“I am intrigued by the idea that we live our lives and, for most of us, all that's left to mark our experiences and tell our stories are memories, a few photographs, and a few random objects easily discarded. In many ways, these images and objects are like evidence – all that is left as proof of our existence once the memory has faded.
I use found materials, maps, original photographs and image transfers, and even plant prints as symbols – letting them take on meanings beyond themselves. These symbols come together in layers of semi-transparent encaustic paint or acrylic collage to create narratives that are at once deeply personal and profoundly universal. Even though I often begin a piece with a general concept or focal point, I work intuitively, building layers.

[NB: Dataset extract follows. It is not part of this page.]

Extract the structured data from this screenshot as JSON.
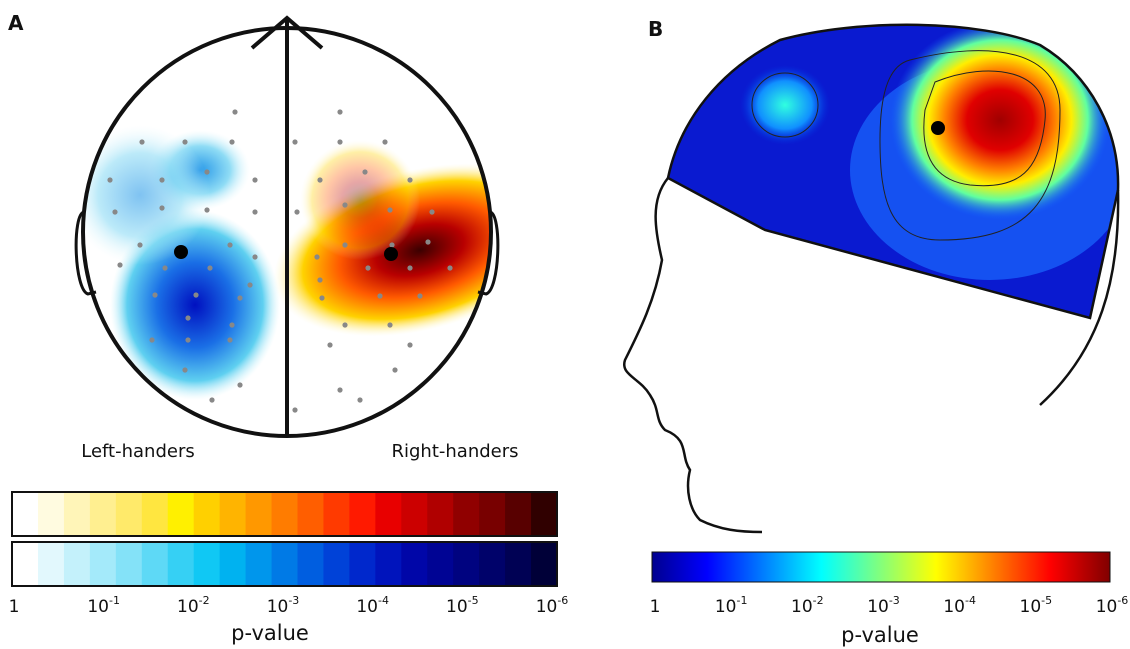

I am frequently surprised by the meanings I discover in a piece once it feels complete, and am curious about what viewers discover when they look into the paintings.”
Bridget Benton has worked and taught in a variety of creative mediums since 1988 including fiber, photography, printmaking, collage, reclaimed materials, text and performance. In 2006, Bridget was drawn to encaustic as a way of layering photography, fiber, and other materials in a way that was both warm and nuanced. In her work, Bridget uses unusual juxtapositions of objects, symbols, and materials to explore themes of home, connection, belonging and memory.
Bridget’s passion as a teacher is helping people discover and develop their own creative voice. An instructor at 310 ART, her workshops focus on techniques and processes that facilitate self-discovery and creative exploration. Her award-winning book, The Creative Conversation: ArtMaking as Playful Prayer, is a guide to creating flow in your creative work and building intuitive artmaking skills. Bridget Benton holds a BA in Studio Art and an MS in Creative Studies (the applied work of facilitating and engaging creative processes).